L’Europa unita pensa davvero in grande Tanto paga Pantalone

Caro Dott. Granzotto, sul New York Times di oggi leggo un articolo che conferma quanto sto sostenendo da quando la cosiddetta «Europa unita» è sorta. Soffermandosi sulle titubanze verificatesi in occasione dei due ultimi importanti eventi verificatisi in questa ampia regione del mondo (eruzione dell’impronunciabile vulcano islandese e ruzzolone finanziario greco), il quotidiano newyorchese titola «As Greek drama plays out, where is Europe?» per poi porsi la stessa domanda che (senza assillo, per la verità, ma con cocciuta curiosità simile a quella di Don Abbondio per Carneade...) io mi sto ponendo dal 1° Dicembre 2009, ossia da quando ci fu l’elezione del Presidente del Consiglio Europeo: «il nuovo leader europeo, Herman Van Rompuy, è stato largamente invisibile nei suoi sforzi di coordinamento dei leader nazionali». Lei che ne pensa?
Camogli (Ge)

L’Europa, già, l’Europa... mi faccia fare mente locale, caro Fassone. Quella faccenda tutto un rigore e tutto un Maastricht, tutto un parametro e tutto un Inno alla Gioia? Intende l’Europa del birignao Valori-Princìpi-Diritti, del «noi spezzeremo le reni agli Stati Uniti» e l’euro le spezzerà al dollaro, i conti in ordine e guai a chi sgarra, l’angolo di curvatura delle zucchine, il ruolo internazionale di superpotenza? Quell’Europa cantata dal rapsodo Romano Prodi sulla cetra della turgida e magniloquente retorica? Bè, se è quella non se ne vede e in verità non se n’è mai veduta traccia alcuna. Tutta aria frittissima, era. Come blocco, come «potenza», non esiste. Rigore e conti in ordine, una tragedia greca. Unità d’intenti, lasciamo perdere: ciascuno fa per sé andando per la sua strada e chi s’è visto s’è visto. Eppure, il baraccone di Bruxelles seguita come se niente fosse a giocare all’europeismo spinto, fornendosi addirittura d’un capintesta, di un facsimile di primo ministro eurolandico oltre che, questa è davvero da ridere, di un super ministro degli Esteri. E tanto per chiarire che l’uno e l’altra son lì per gioco, per ricoprire il ruolo di belle statuine, ti sono andati a pescare due simpatiche scamorze comunitarie, quel Van Rompuy e madama la baronessa Catherine Margaret Ashton di Upholland (il cui unico merito è d’aver fatto venire il mal di fegato a Massimo D’Alema, che a quella poltrona di cartapesta ambiva come il bimbo ambisce a metter le manine su dolci e chicche, malanno di Berlicche).
Non è necessario aver fatto la scuola dell’obbligo per capire che le due nuove istituzioni comunitarie servono a un tubo. Tornano però utili rafforzare la fama di postificio di extralusso goduta dall’Ue. L’Eas (European external action service, oh yes) della baroness of Upholland sarà infatti strutturato come se la diplomazia fosse ancora quella dei tempi del Congresso di Vienna. Come se non fossero stati inventati il telefono, l’aereo, la posta elettronica e altri accrocchi che consentono il disbrigo diretto e personale delle relazioni internazionali. Pertanto, l’Eas disporrà di un fondo cassa per le spese annuali di 6 miliardi di euri e dovrà arruolare un esercito di ottomila feluche da dislocare in ogni capitale del mondo. Che al momento risultano essere 192 e di conseguenza verranno acquistate 192 residenze, non certo da edilizia popolare.

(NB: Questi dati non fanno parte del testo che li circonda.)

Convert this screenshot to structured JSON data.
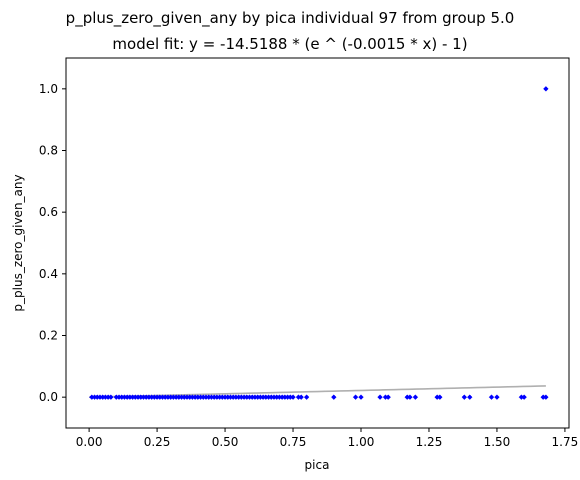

Tenga presente, caro Fassone, che già ora sono in missione all’estero più di 5 mila funzionari (con uso di ufficio) facenti capo al presidente della Commissione europea e che avrebbero benissimo potuto svolger l’attività di telefonisti che lady Ashton intende invece assegnare all’infornata dei nuovi ottomila euro diplomatici. Ma l’Europa pensa in grande. L’Europa non bada a spese. Tanto, paga Pantalone, ovvero noi contribuenti.